'Men's fashion has a long way to go'

'Men's fashion has a long way to go'

Designer talk

Working with high-street labels and freelancing as a designer and stylist for over 12 years, Manish Bansal launched his label in 2012. The designer, who did his masters in menswear design from London College of Fashion, is greatly inspired by ‘London cut and tailoring’ and sportswear which remains the core of his collection. 

Delhi-based Bansal believes that though men’s fashion has evolved in the recent times but still “there is a long way to go”.

He says, “It is a great time for men’s fashion in India. There are many new and talented men’s fashion wear designers coming up. There’s a section which has started looking
seriously at men’s fashion.

But this is just the beginning, there is so much to do, so much to explore. And all
this will take time.”

Bansal, who spent many years working abroad, tells Metrolife, “I worked in the international market for quite a while and then came to India. But talking about the difference between these two, I don’t see much. India is really on the forefront of the fashion scene all over the world.

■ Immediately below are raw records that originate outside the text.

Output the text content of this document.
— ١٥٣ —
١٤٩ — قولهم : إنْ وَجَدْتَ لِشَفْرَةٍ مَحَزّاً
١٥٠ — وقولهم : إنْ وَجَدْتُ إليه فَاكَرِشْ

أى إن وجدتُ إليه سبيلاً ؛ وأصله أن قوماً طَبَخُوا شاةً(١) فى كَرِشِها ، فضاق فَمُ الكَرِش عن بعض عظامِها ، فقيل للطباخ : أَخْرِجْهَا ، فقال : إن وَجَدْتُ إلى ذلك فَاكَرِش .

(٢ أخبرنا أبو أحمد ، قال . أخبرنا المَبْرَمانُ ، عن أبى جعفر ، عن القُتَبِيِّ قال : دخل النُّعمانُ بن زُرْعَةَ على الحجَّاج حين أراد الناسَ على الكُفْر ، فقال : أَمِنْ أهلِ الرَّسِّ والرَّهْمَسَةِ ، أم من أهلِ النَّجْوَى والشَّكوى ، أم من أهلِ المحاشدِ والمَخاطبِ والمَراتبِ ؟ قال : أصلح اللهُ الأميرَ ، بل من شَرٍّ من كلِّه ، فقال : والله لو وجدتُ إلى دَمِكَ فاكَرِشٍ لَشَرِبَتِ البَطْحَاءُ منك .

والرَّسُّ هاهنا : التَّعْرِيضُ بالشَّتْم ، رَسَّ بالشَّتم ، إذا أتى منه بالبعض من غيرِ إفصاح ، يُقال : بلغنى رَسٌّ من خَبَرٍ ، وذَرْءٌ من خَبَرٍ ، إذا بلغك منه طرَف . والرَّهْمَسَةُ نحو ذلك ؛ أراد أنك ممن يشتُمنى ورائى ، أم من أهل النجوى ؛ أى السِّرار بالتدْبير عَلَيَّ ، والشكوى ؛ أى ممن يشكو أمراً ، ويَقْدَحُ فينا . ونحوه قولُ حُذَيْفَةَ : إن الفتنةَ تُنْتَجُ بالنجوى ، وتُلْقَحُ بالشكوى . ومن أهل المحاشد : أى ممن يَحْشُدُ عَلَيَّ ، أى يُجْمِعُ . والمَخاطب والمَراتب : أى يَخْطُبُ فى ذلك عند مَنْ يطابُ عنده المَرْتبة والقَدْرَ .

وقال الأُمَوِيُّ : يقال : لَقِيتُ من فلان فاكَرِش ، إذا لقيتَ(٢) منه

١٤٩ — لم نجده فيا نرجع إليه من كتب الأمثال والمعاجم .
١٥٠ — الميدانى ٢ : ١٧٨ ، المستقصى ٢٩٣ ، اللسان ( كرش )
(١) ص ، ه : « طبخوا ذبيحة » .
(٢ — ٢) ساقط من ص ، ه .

One difference which can be pointed out is that we have a whole ethnic side to look |
up to.”

The designer, who has been participating as a Gennext designer at Lakme Fashion Week, recently launched his flagship store in the capital at Shahpurjat. Bansal also showcased his summer resort’16 collection called ‘Friends & Fences’. The unisex range embodies a colour palette of indigo, white and faun, which according to Bansal relates to the “New Age”- the ability to use the higher mind to choose friendship over fences.

He has used linen and jersey to make his collection comfortable for the summer. Bansal has also used his signature bonding technique combining denim chambray with checks. Traditional Indian embroidery has been used for embellishment in his collections, which he calls ‘fences’, whereas clustered beads and sequences refer to ‘friendship’.

“Because I’m a menswear designer, so one thing that I have to keep in mind is that you can’t go for very bright colours especially in the Indian market. The more subtle the clothes are, the more wearable they become. You will see a lot of white and blue, which are obvious choices.”